Further metrics associated with disease activity [CRP, ESR, 28-joint swollen joint count,28-joint tender joint count, patient global assessment (PtGA), CDAI, power Doppler ultrasound (PDUS)] showed low and moderate correlations and are detailed in Supplementary Fig. S4, available at Rheumatology online.

Six study groups from four publications [29, 36, 46, 47] with a total of 287 subjects revealed a moderate correlation between follow-up MBDA score and follow-up DAS28-CRP [COR 0.44 (CI 0.28, 0.57), I2 = 70.0%] (see Fig. 2B). After the exclusion of conference abstracts from the analysis, three articles [36, 46, 47] with a total of 137 subjects showed a moderate correlation between baseline MBDA score and baseline DAS28-CRP [COR 0.38 (CI −0.02, 0.68), I2 = 18.0%].

The only study investigating the correlations of follow-up MBDA scores with follow-up DAS28-ESR found a moderate correlation [COR 0.49 (CI 0.22, 0.69)] between MBDA score and DAS28-ESR (Fig. 2B) [47].

Other parameters associated with disease activity (ESR, SJC28, TJC28, PtGA, PDUS) showed low–moderate correlations and are detailed in Supplementary Fig. S5, available at Rheumatology online.

Ten study groups from six articles [14, 28, 29, 36, 47, 50] with a total of 698 subjects demonstrated a moderate correlation between the change in MBDA score and the change in DAS28-CRP [COR 0.40 (CI 0.32, 0.48), I2 = 19.0%]. Seven study groups from six articles [25, 35, 38, 47, 49, 50] with a total of 543 subjects exhibited a moderate correlation between the change in MBDA score and the change in DAS28-ESR [COR 0.56 (CI 0.51, 0.60), I2 = 71.0%] (see Fig. 2C). Excluding conference abstracts from the analysis, similar results were recorded. The change in MBDA score moderately correlates with the change in DAS28-CRP [COR 0.43 (CI 0.25, 0.59), I2 = 47.0%] based on the results of six study groups of four publications [14, 36, 47, 50] with a total of 418 subjects, and with DAS28-ESR [COR 0.52 (CI 0.43, 0.60), I2 = 0.0%] based on the results of four publications [35, 47, 49, 50] with a total of 298 subjects.

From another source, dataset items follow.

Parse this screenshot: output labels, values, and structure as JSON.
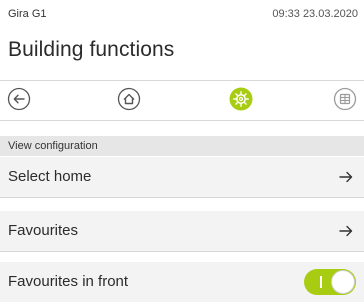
{
  "status": {
    "device": "Gira G1",
    "datetime": "09:33 23.03.2020"
  },
  "header": {
    "title": "Building functions"
  },
  "nav": [
    {
      "icon": "back-arrow-icon",
      "active": false
    },
    {
      "icon": "home-icon",
      "active": false
    },
    {
      "icon": "settings-gear-icon",
      "active": true
    },
    {
      "icon": "grid-icon",
      "active": false
    }
  ],
  "colors": {
    "accent": "#a8cc12",
    "row_bg": "#f3f3f3",
    "section_bg": "#e6e6e6"
  },
  "section": {
    "title": "View configuration"
  },
  "rows": [
    {
      "label": "Select home",
      "control": "arrow"
    },
    {
      "label": "Favourites",
      "control": "arrow"
    },
    {
      "label": "Favourites in front",
      "control": "toggle",
      "value": true
    }
  ]
}
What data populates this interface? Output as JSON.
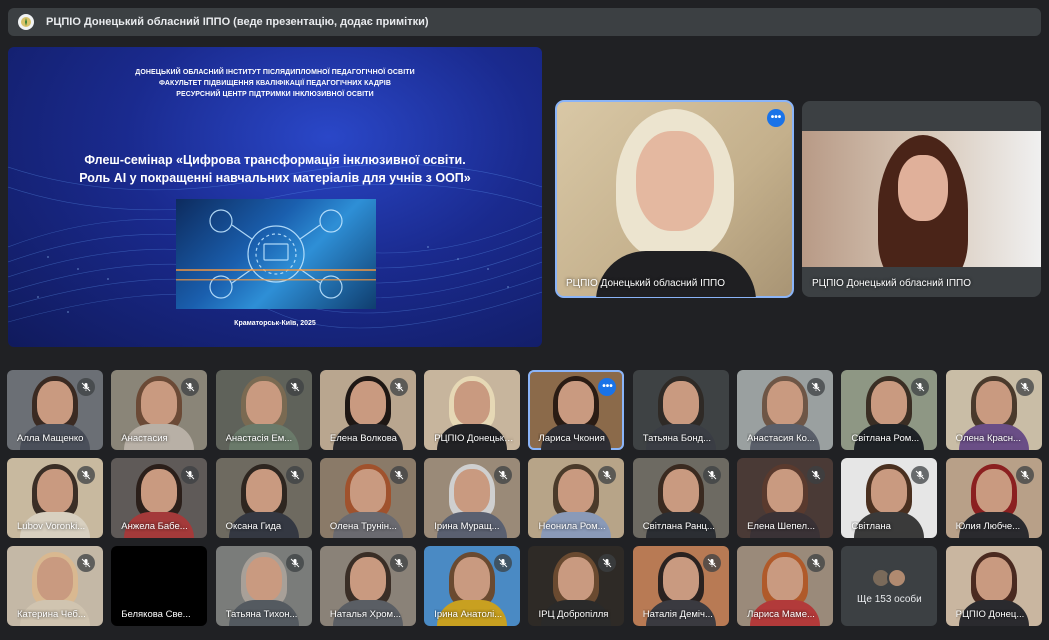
{
  "topbar": {
    "title": "РЦПІО Донецький обласний ІППО (веде презентацію, додає примітки)",
    "logo_icon": "org-logo-icon"
  },
  "slide": {
    "header_lines": [
      "ДОНЕЦЬКИЙ ОБЛАСНИЙ ІНСТИТУТ ПІСЛЯДИПЛОМНОЇ ПЕДАГОГІЧНОЇ ОСВІТИ",
      "ФАКУЛЬТЕТ ПІДВИЩЕННЯ КВАЛІФІКАЦІЇ ПЕДАГОГІЧНИХ КАДРІВ",
      "РЕСУРСНИЙ ЦЕНТР ПІДТРИМКИ ІНКЛЮЗИВНОЇ ОСВІТИ"
    ],
    "heading_lines": [
      "Флеш-семінар «Цифрова трансформація інклюзивної освіти.",
      "Роль AI у покращенні навчальних матеріалів для учнів з ООП»"
    ],
    "footer": "Краматорськ-Київ, 2025"
  },
  "main_tiles": [
    {
      "label": "РЦПІО Донецький обласний ІППО",
      "active": true
    },
    {
      "label": "РЦПІО Донецький обласний ІППО",
      "active": false
    }
  ],
  "participants": [
    {
      "name": "Алла Мащенко",
      "muted": true,
      "bg": "#6b6f75",
      "hair": "#3a2a22",
      "shirt": "#4a4f5a"
    },
    {
      "name": "Анастасия",
      "muted": true,
      "bg": "#8a8578",
      "hair": "#6b4a36",
      "shirt": "#b8b0a6"
    },
    {
      "name": "Анастасія Ем...",
      "muted": true,
      "bg": "#5f625a",
      "hair": "#7a6a52",
      "shirt": "#6a7a6a"
    },
    {
      "name": "Елена Волкова",
      "muted": true,
      "bg": "#b9a68f",
      "hair": "#1e1714",
      "shirt": "#2a2a2e"
    },
    {
      "name": "РЦПІО Донецький ...",
      "muted": false,
      "bg": "#c7b59d",
      "hair": "#e6d8b5",
      "shirt": "#222225"
    },
    {
      "name": "Лариса Чкония",
      "muted": false,
      "active": true,
      "bg": "#8b6a4a",
      "hair": "#2a1c14",
      "shirt": "#2e2e34"
    },
    {
      "name": "Татьяна Бонд...",
      "muted": false,
      "bg": "#3e4244",
      "hair": "#2f2a26",
      "shirt": "#3a3d44"
    },
    {
      "name": "Анастасия Ко...",
      "muted": true,
      "bg": "#9aa0a0",
      "hair": "#6e5646",
      "shirt": "#5a5f6a"
    },
    {
      "name": "Світлана Ром...",
      "muted": true,
      "bg": "#8e9784",
      "hair": "#3a2e24",
      "shirt": "#1f2327"
    },
    {
      "name": "Олена Красн...",
      "muted": true,
      "bg": "#c9bda6",
      "hair": "#4a3a2c",
      "shirt": "#6a4e86"
    },
    {
      "name": "Lubov Voronki...",
      "muted": true,
      "bg": "#c8b99f",
      "hair": "#3a2e26",
      "shirt": "#d8d0c0"
    },
    {
      "name": "Анжела Бабе...",
      "muted": true,
      "bg": "#5f5a58",
      "hair": "#2b1f1a",
      "shirt": "#a43a3a"
    },
    {
      "name": "Оксана Гида",
      "muted": true,
      "bg": "#6e6a60",
      "hair": "#2e2620",
      "shirt": "#343842"
    },
    {
      "name": "Олена Трунін...",
      "muted": true,
      "bg": "#8a7a68",
      "hair": "#a0522d",
      "shirt": "#6a6a70"
    },
    {
      "name": "Ірина Муращ...",
      "muted": true,
      "bg": "#9a8a78",
      "hair": "#cfcfcf",
      "shirt": "#5a6070"
    },
    {
      "name": "Неонила Ром...",
      "muted": true,
      "bg": "#b7a488",
      "hair": "#4a3a2a",
      "shirt": "#8a9ab8"
    },
    {
      "name": "Світлана Ранц...",
      "muted": true,
      "bg": "#6d6a62",
      "hair": "#3a2a20",
      "shirt": "#2b2e33"
    },
    {
      "name": "Елена Шепел...",
      "muted": true,
      "bg": "#4a3a36",
      "hair": "#5a3a2e",
      "shirt": "#3a3236"
    },
    {
      "name": "Світлана",
      "muted": true,
      "bg": "#e6e6e6",
      "hair": "#4a3020",
      "shirt": "#3a3a3a"
    },
    {
      "name": "Юлия Любче...",
      "muted": true,
      "bg": "#b8a088",
      "hair": "#8b2020",
      "shirt": "#2a2a2e"
    },
    {
      "name": "Катерина Чеб...",
      "muted": true,
      "bg": "#c4b8a6",
      "hair": "#d9b890",
      "shirt": "#d0c4b0"
    },
    {
      "name": "Белякова Све...",
      "muted": false,
      "bg": "#000000",
      "hair": "#000000",
      "shirt": "#000000",
      "video_off": true
    },
    {
      "name": "Татьяна Тихон...",
      "muted": true,
      "bg": "#7a7c7a",
      "hair": "#a8a098",
      "shirt": "#545a60"
    },
    {
      "name": "Наталья Хром...",
      "muted": true,
      "bg": "#8a8278",
      "hair": "#3a2e26",
      "shirt": "#5a5e64"
    },
    {
      "name": "Ірина Анатолі...",
      "muted": true,
      "bg": "#4a8ac4",
      "hair": "#6a4a30",
      "shirt": "#c8a020"
    },
    {
      "name": "ІРЦ Добропілля",
      "muted": true,
      "bg": "#2e2a26",
      "hair": "#6a4a30",
      "shirt": "#2a2a2a"
    },
    {
      "name": "Наталія Деміч...",
      "muted": true,
      "bg": "#b87a54",
      "hair": "#2a2220",
      "shirt": "#3a3a40"
    },
    {
      "name": "Лариса Маме...",
      "muted": true,
      "bg": "#9a8a7a",
      "hair": "#b05a2a",
      "shirt": "#b23a3a"
    }
  ],
  "more": {
    "label": "Ще 153 особи",
    "avatar_colors": [
      "#7a6a5a",
      "#b08a70"
    ]
  },
  "last_tile": {
    "name": "РЦПІО Донец...",
    "bg": "#c9b6a0",
    "hair": "#4a2a20",
    "shirt": "#2a2a2e"
  },
  "colors": {
    "active_outline": "#8ab4f8",
    "dots_button": "#1a73e8",
    "background": "#202124",
    "tile": "#3c4043"
  }
}
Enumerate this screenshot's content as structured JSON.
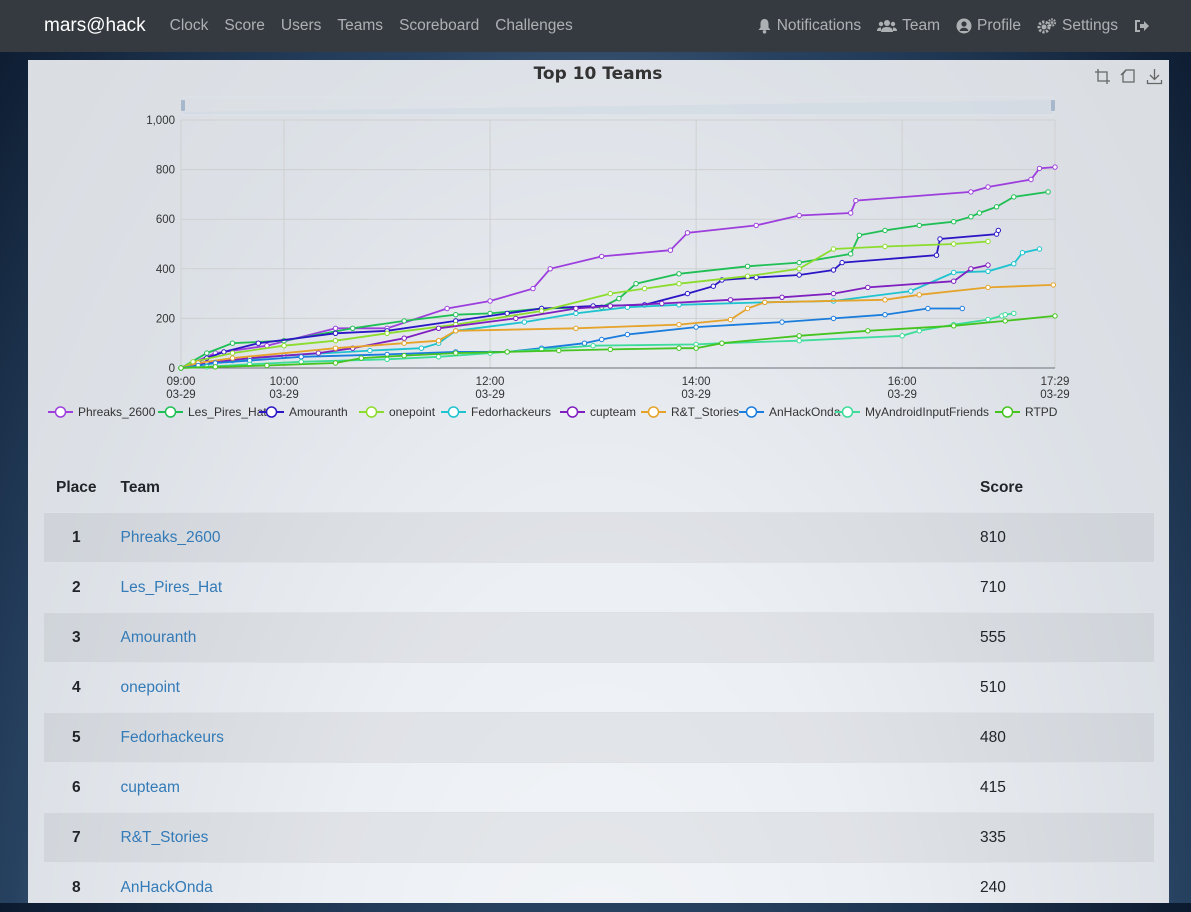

Further parameters linked to disease activity (CRP, CDAI, SDAI, HAQ) showed low–moderate correlations and are shown in Supplementary Fig. S6, available at Rheumatology online.

The results of the subgroup analysis based on the length of the follow-up showed similar results and are displayed in Supplementary Figs S7 and S8, available at Rheumatology online.

MBDA score for the assessment of radiographic progression

Three study groups of three articles with a total of 22 subjects showed a low correlation between baseline MBDA score and baseline SvdH score [COR 0.13 (CI −0.25–0.47), I2 = 79.0%] and five study groups of four articles with a total of 307 subjects demonstrated a low correlation between the change in MBDA score and the change in SvdH score [COR 0.08 (CI −0.06–0.21), I2 = 79.0%] as well (see Fig. 3).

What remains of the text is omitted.